Distinct interactions of proanthocyanidins of various degrees of polymerization with TLR4 receptor on the integrity of differentiating Caco-2 cell monolayers through tight junction protein expression

Many studies have demonstrated the potential of proanthocyanidins (PACs) to protect the intestinal epithelial barrier by regulating the cellular levels of tight junction (TJ) proteins. The effects of five PAC fractions with different mean degrees of polymerization (DP), namely, DT-PAC (dimers – trimers), OPAC-1 (oligomeric-PAC, pentamer – hexamer), OPAC-2 (octamer – dodecamer), PPAC-1 (polymeric-PAC, 13–15 subunits), and PPAC-2 (20 subunits), on the barrier integrity of differentiating Caco-2 cell monolayers were investigated. The effects of PAC fractions on the integrity of Caco-2 monolayers were evaluated by measuring the permeability of fluorescein isothiocyanate (FITC)-dextran and cellular levels of TJ proteins by western blotting. DT-PAC fraction favored the barrier integrity by significantly increasing the cellular protein levels of barrier-forming zonula occludens-1 (ZO-1) and claudin-3. The effects of OPAC fractions were controversial as the treatments simultaneously increased the cellular protein levels of barrier-forming claudin-1 and pore-forming claudin-2. The PPAC fractions significantly increased the permeation of FITC-dextran through Caco-2 monolayers, indicating a loss in barrier integrity. PPAC fractions disrupted the barrier integrity by reducing the cellular protein levels of barrier-forming ZO-1 and claudin-3 while increasing the pore-forming claudin-2. Molecular docking experiments revealed that PAC molecules with higher DP may disrupt Caco-2 monolayers by stimulating the cell surface toll-like receptor 4 (TLR4).

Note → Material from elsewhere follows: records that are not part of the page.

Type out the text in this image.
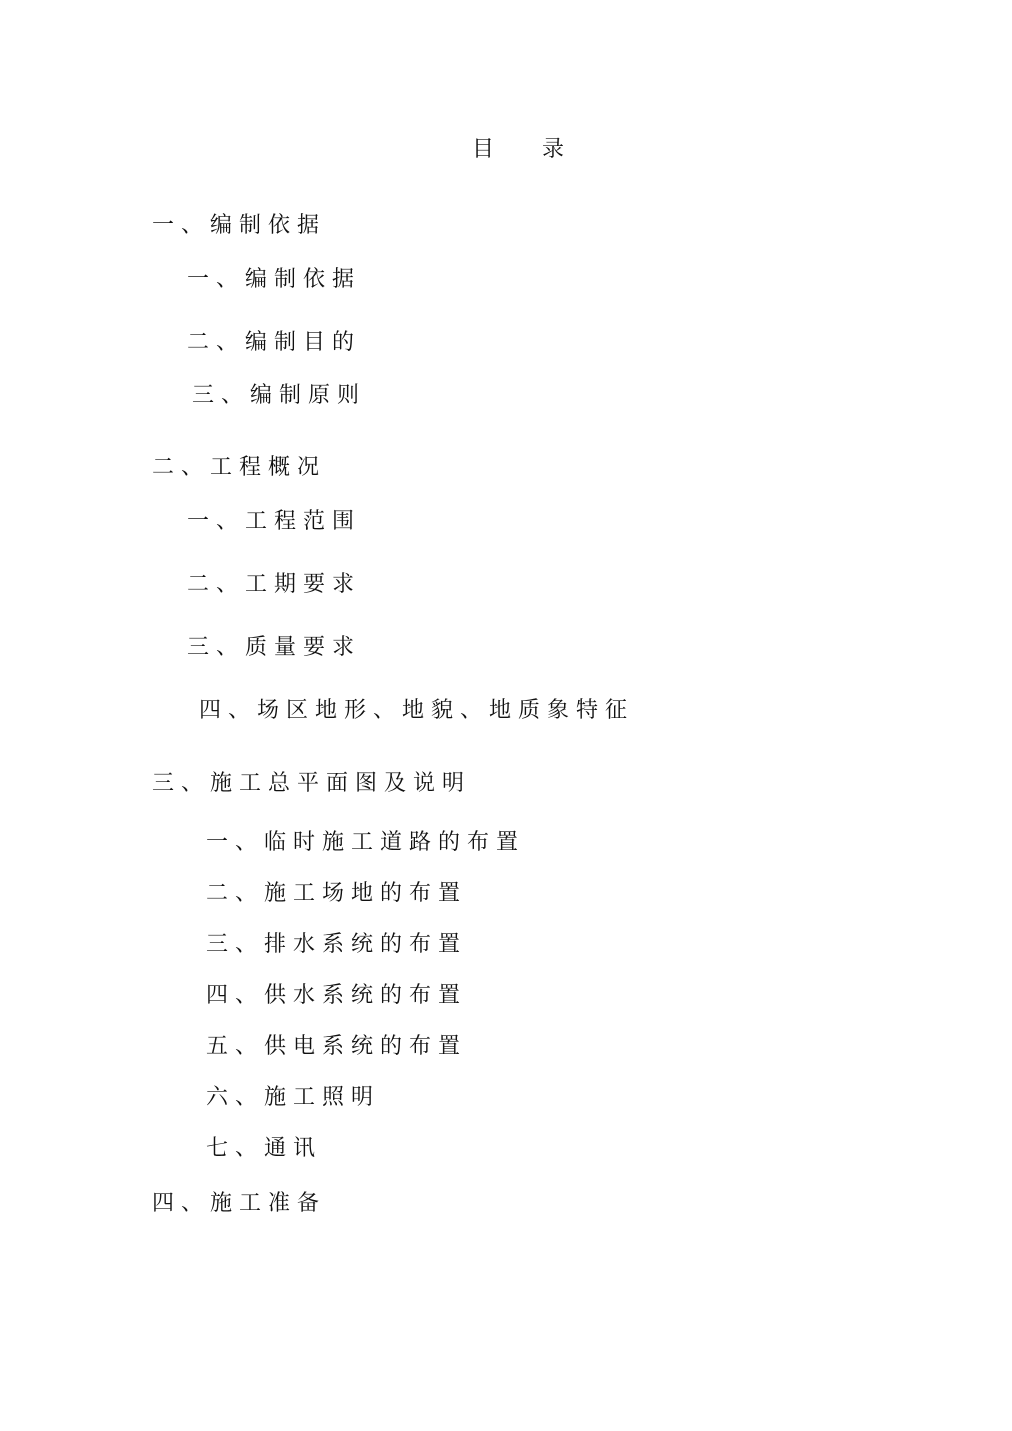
目录
一、编制依据
一、编制依据
二、编制目的
三、编制原则
二、工程概况
一、工程范围
二、工期要求
三、质量要求
四、场区地形、地貌、地质象特征
三、施工总平面图及说明
一、临时施工道路的布置
二、施工场地的布置
三、排水系统的布置
四、供水系统的布置
五、供电系统的布置
六、施工照明
七、通讯
四、施工准备
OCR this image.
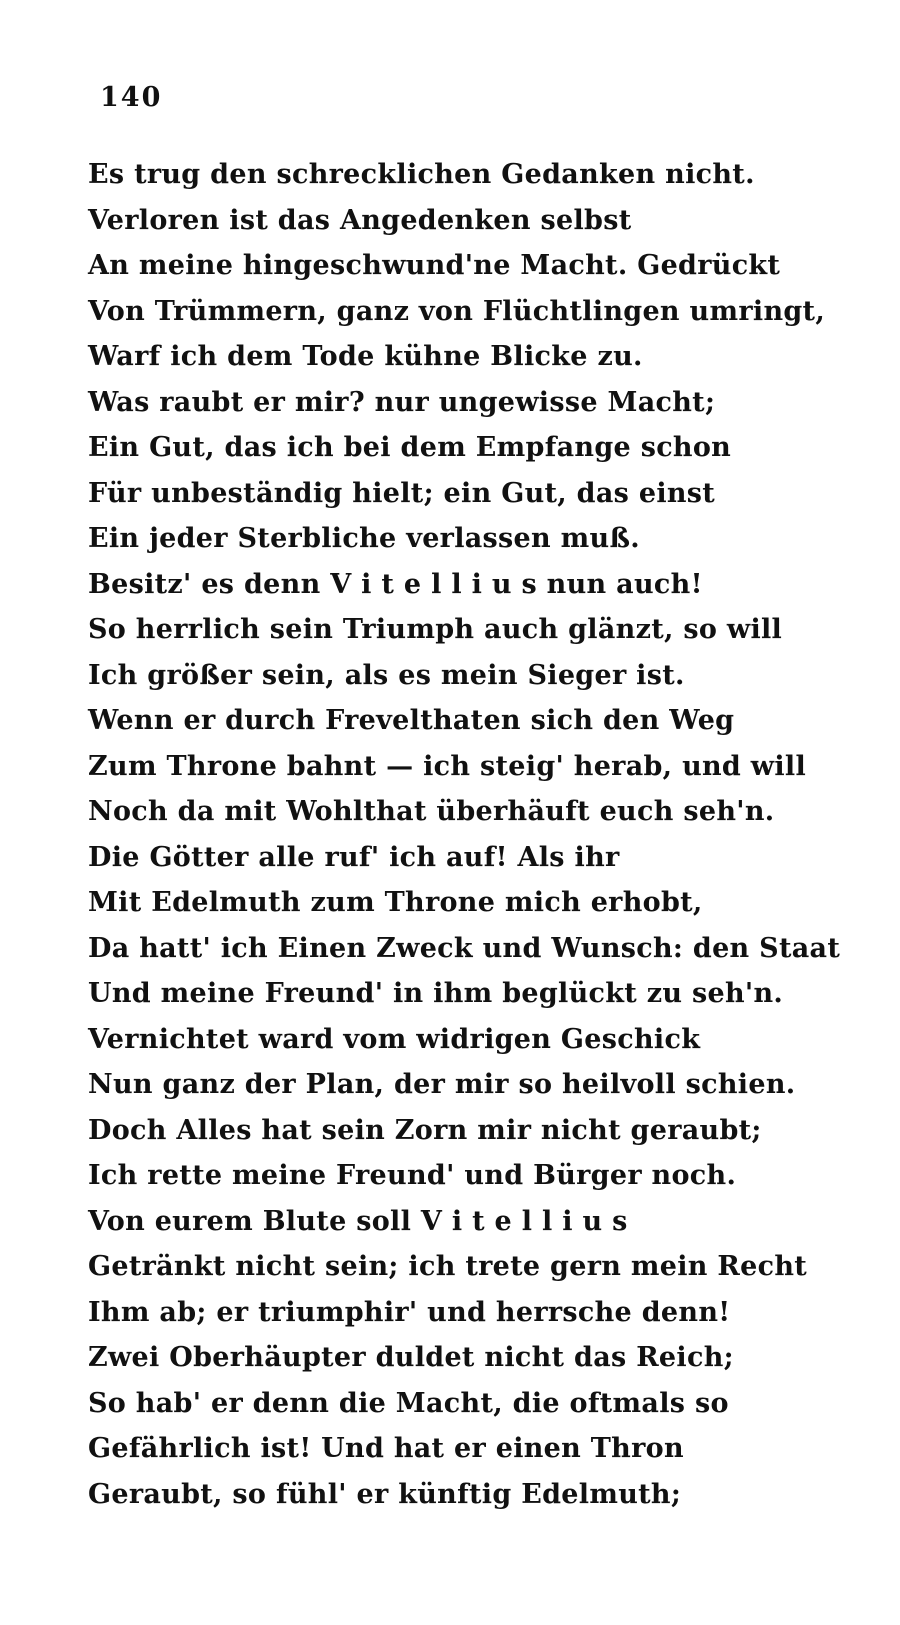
140
Es trug den schrecklichen Gedanken nicht.
Verloren ist das Angedenken selbst
An meine hingeschwund'ne Macht. Gedrückt
Von Trümmern, ganz von Flüchtlingen umringt,
Warf ich dem Tode kühne Blicke zu.
Was raubt er mir? nur ungewisse Macht;
Ein Gut, das ich bei dem Empfange schon
Für unbeständig hielt; ein Gut, das einst
Ein jeder Sterbliche verlassen muß.
Besitz' es denn V i t e l l i u s nun auch!
So herrlich sein Triumph auch glänzt, so will
Ich größer sein, als es mein Sieger ist.
Wenn er durch Frevelthaten sich den Weg
Zum Throne bahnt — ich steig' herab, und will
Noch da mit Wohlthat überhäuft euch seh'n.
Die Götter alle ruf' ich auf! Als ihr
Mit Edelmuth zum Throne mich erhobt,
Da hatt' ich Einen Zweck und Wunsch: den Staat
Und meine Freund' in ihm beglückt zu seh'n.
Vernichtet ward vom widrigen Geschick
Nun ganz der Plan, der mir so heilvoll schien.
Doch Alles hat sein Zorn mir nicht geraubt;
Ich rette meine Freund' und Bürger noch.
Von eurem Blute soll V i t e l l i u s
Getränkt nicht sein; ich trete gern mein Recht
Ihm ab; er triumphir' und herrsche denn!
Zwei Oberhäupter duldet nicht das Reich;
So hab' er denn die Macht, die oftmals so
Gefährlich ist! Und hat er einen Thron
Geraubt, so fühl' er künftig Edelmuth;
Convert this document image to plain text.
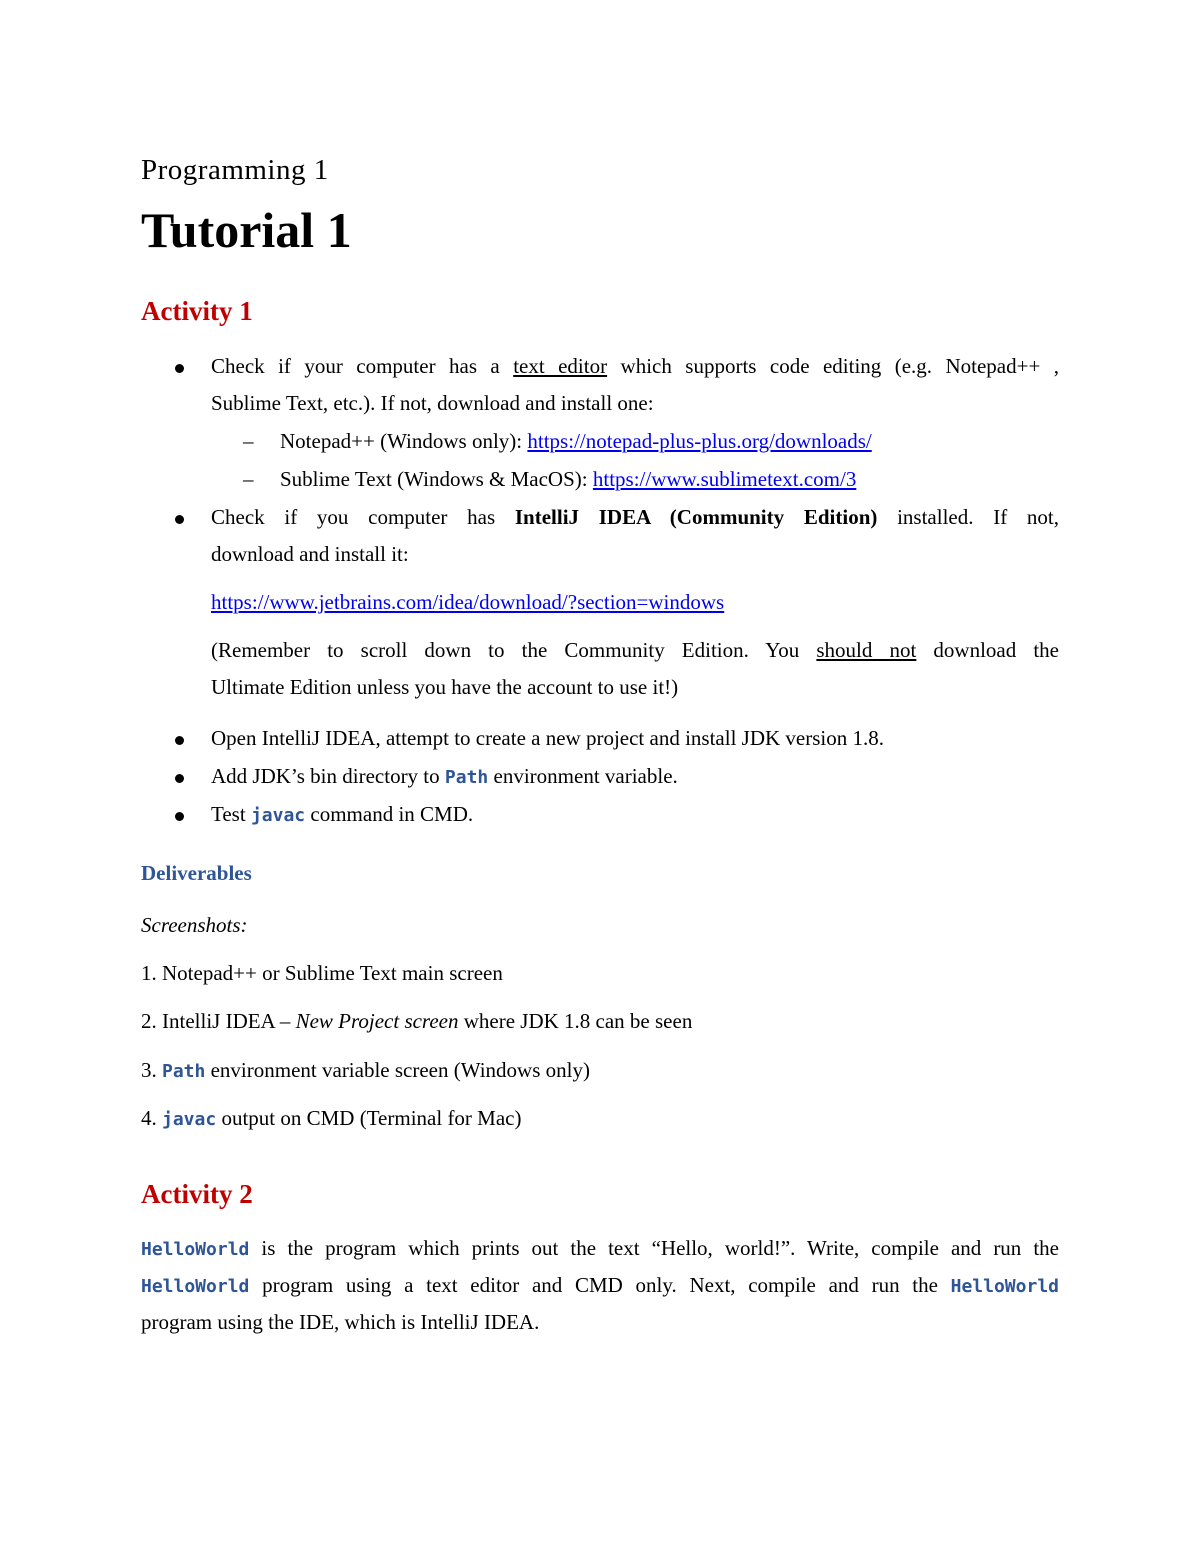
Programming 1
Tutorial 1
Activity 1
Check if your computer has a text editor which supports code editing (e.g. Notepad++ ,
Sublime Text, etc.). If not, download and install one:
– Notepad++ (Windows only): https://notepad-plus-plus.org/downloads/
– Sublime Text (Windows & MacOS): https://www.sublimetext.com/3
Check if you computer has IntelliJ IDEA (Community Edition) installed. If not,
download and install it:
https://www.jetbrains.com/idea/download/?section=windows
(Remember to scroll down to the Community Edition. You should not download the
Ultimate Edition unless you have the account to use it!)
Open IntelliJ IDEA, attempt to create a new project and install JDK version 1.8.
Add JDK’s bin directory to Path environment variable.
Test javac command in CMD.
Deliverables
Screenshots:
1. Notepad++ or Sublime Text main screen
2. IntelliJ IDEA – New Project screen where JDK 1.8 can be seen
3. Path environment variable screen (Windows only)
4. javac output on CMD (Terminal for Mac)
Activity 2
HelloWorld is the program which prints out the text “Hello, world!”. Write, compile and run the
HelloWorld program using a text editor and CMD only. Next, compile and run the HelloWorld
program using the IDE, which is IntelliJ IDEA.
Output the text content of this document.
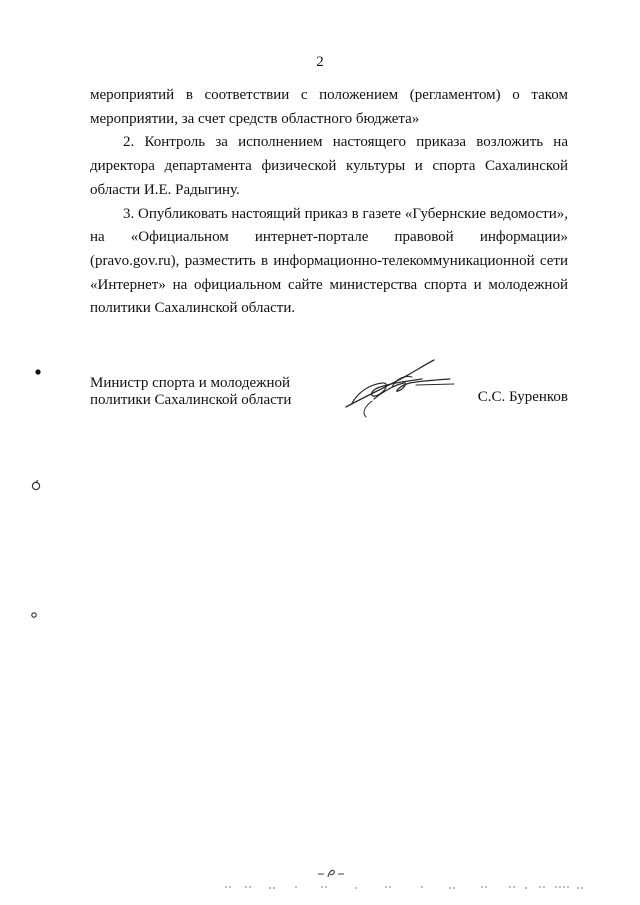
2

мероприятий в соответствии с положением (регламентом) о таком мероприятии, за счет средств областного бюджета»

2. Контроль за исполнением настоящего приказа возложить на директора департамента физической культуры и спорта Сахалинской области И.Е. Радыгину.

3. Опубликовать настоящий приказ в газете «Губернские ведомости», на «Официальном интернет-портале правовой информации» (pravo.gov.ru), разместить в информационно-телекоммуникационной сети «Интернет» на официальном сайте министерства спорта и молодежной политики Сахалинской области.

Министр спорта и молодежной
политики Сахалинской области	С.С. Буренков
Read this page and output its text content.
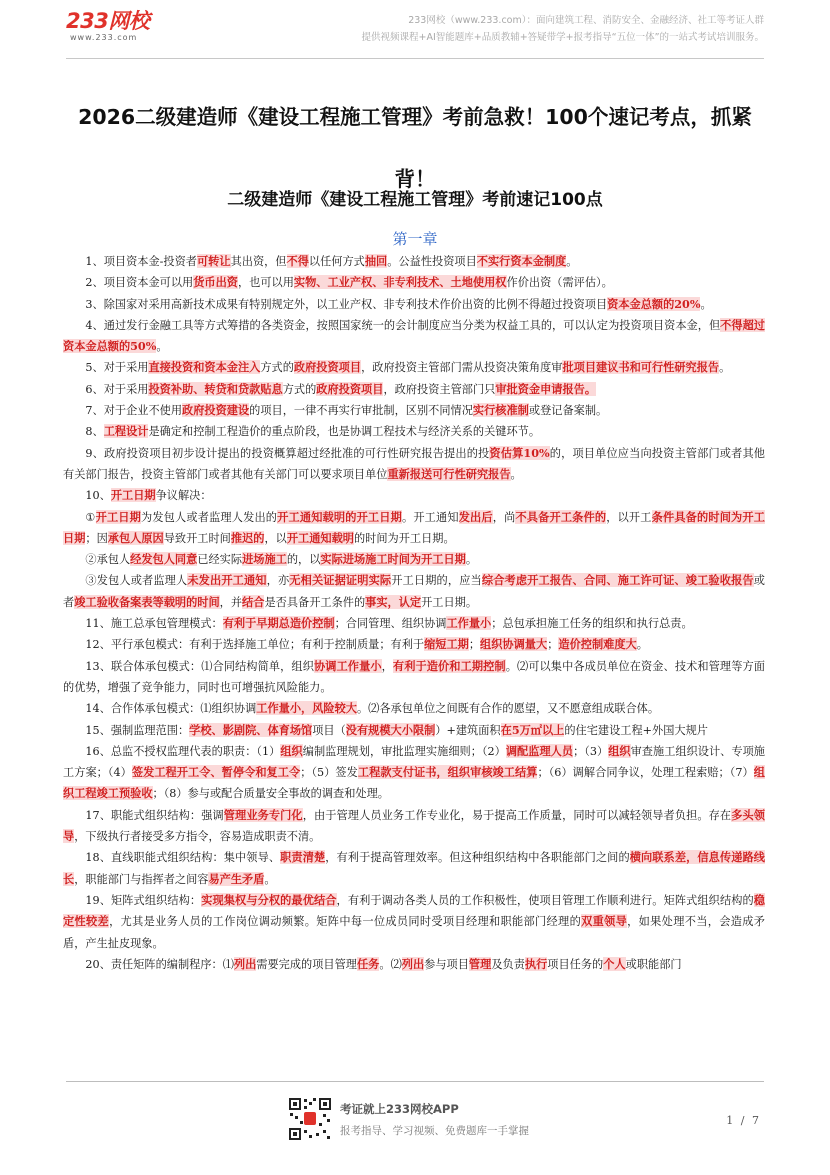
233网校
www.233.com
233网校（www.233.com）：面向建筑工程、消防安全、金融经济、社工等考证人群
提供视频课程+AI智能题库+品质教辅+答疑带学+报考指导“五位一体”的一站式考试培训服务。
2026二级建造师《建设工程施工管理》考前急救！100个速记考点，抓紧背！
二级建造师《建设工程施工管理》考前速记100点
第一章

1、项目资本金-投资者可转让其出资，但不得以任何方式抽回。公益性投资项目不实行资本金制度。

2、项目资本金可以用货币出资，也可以用实物、工业产权、非专利技术、土地使用权作价出资（需评估）。

3、除国家对采用高新技术成果有特别规定外，以工业产权、非专利技术作价出资的比例不得超过投资项目资本金总额的20%。

4、通过发行金融工具等方式筹措的各类资金，按照国家统一的会计制度应当分类为权益工具的，可以认定为投资项目资本金，但不得超过资本金总额的50%。

5、对于采用直接投资和资本金注入方式的政府投资项目，政府投资主管部门需从投资决策角度审批项目建议书和可行性研究报告。

6、对于采用投资补助、转贷和贷款贴息方式的政府投资项目，政府投资主管部门只审批资金申请报告。

7、对于企业不使用政府投资建设的项目，一律不再实行审批制，区别不同情况实行核准制或登记备案制。

8、工程设计是确定和控制工程造价的重点阶段，也是协调工程技术与经济关系的关键环节。

9、政府投资项目初步设计提出的投资概算超过经批准的可行性研究报告提出的投资估算10%的，项目单位应当向投资主管部门或者其他有关部门报告，投资主管部门或者其他有关部门可以要求项目单位重新报送可行性研究报告。

10、开工日期争议解决：

①开工日期为发包人或者监理人发出的开工通知载明的开工日期。开工通知发出后，尚不具备开工条件的，以开工条件具备的时间为开工日期；因承包人原因导致开工时间推迟的，以开工通知载明的时间为开工日期。

②承包人经发包人同意已经实际进场施工的，以实际进场施工时间为开工日期。

③发包人或者监理人未发出开工通知，亦无相关证据证明实际开工日期的，应当综合考虑开工报告、合同、施工许可证、竣工验收报告或者竣工验收备案表等载明的时间，并结合是否具备开工条件的事实，认定开工日期。

11、施工总承包管理模式：有利于早期总造价控制；合同管理、组织协调工作量小；总包承担施工任务的组织和执行总责。

12、平行承包模式：有利于选择施工单位；有利于控制质量；有利于缩短工期；组织协调量大；造价控制难度大。

13、联合体承包模式：⑴合同结构简单，组织协调工作量小，有利于造价和工期控制。⑵可以集中各成员单位在资金、技术和管理等方面的优势，增强了竞争能力，同时也可增强抗风险能力。

14、合作体承包模式：⑴组织协调工作量小，风险较大。⑵各承包单位之间既有合作的愿望，又不愿意组成联合体。

15、强制监理范围：学校、影剧院、体育场馆项目（没有规模大小限制）+建筑面积在5万㎡以上的住宅建设工程+外国大规片

16、总监不授权监理代表的职责：（1）组织编制监理规划，审批监理实施细则；（2）调配监理人员；（3）组织审查施工组织设计、专项施工方案；（4）签发工程开工令、暂停令和复工令；（5）签发工程款支付证书，组织审核竣工结算；（6）调解合同争议，处理工程索赔；（7）组织工程竣工预验收；（8）参与或配合质量安全事故的调查和处理。

17、职能式组织结构：强调管理业务专门化，由于管理人员业务工作专业化，易于提高工作质量，同时可以减轻领导者负担。存在多头领导，下级执行者接受多方指令，容易造成职责不清。

18、直线职能式组织结构：集中领导、职责清楚，有利于提高管理效率。但这种组织结构中各职能部门之间的横向联系差，信息传递路线长，职能部门与指挥者之间容易产生矛盾。

19、矩阵式组织结构：实现集权与分权的最优结合，有利于调动各类人员的工作积极性，使项目管理工作顺利进行。矩阵式组织结构的稳定性较差，尤其是业务人员的工作岗位调动频繁。矩阵中每一位成员同时受项目经理和职能部门经理的双重领导，如果处理不当，会造成矛盾，产生扯皮现象。

20、责任矩阵的编制程序：⑴列出需要完成的项目管理任务。⑵列出参与项目管理及负责执行项目任务的个人或职能部门

考证就上233网校APP
报考指导、学习视频、免费题库一手掌握
1 / 7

Interestingly, PAC molecules with lower DP may inhibit the activation of TLR4 signaling. Highly polymerized PACs may disrupt the barrier integrity of intestinal epithelium undergoing differentiation by suppressing barrier-forming and upregulating the pore-forming TJ proteins, while less polymerized PACs protect barrier integrity by depicting opposing effects.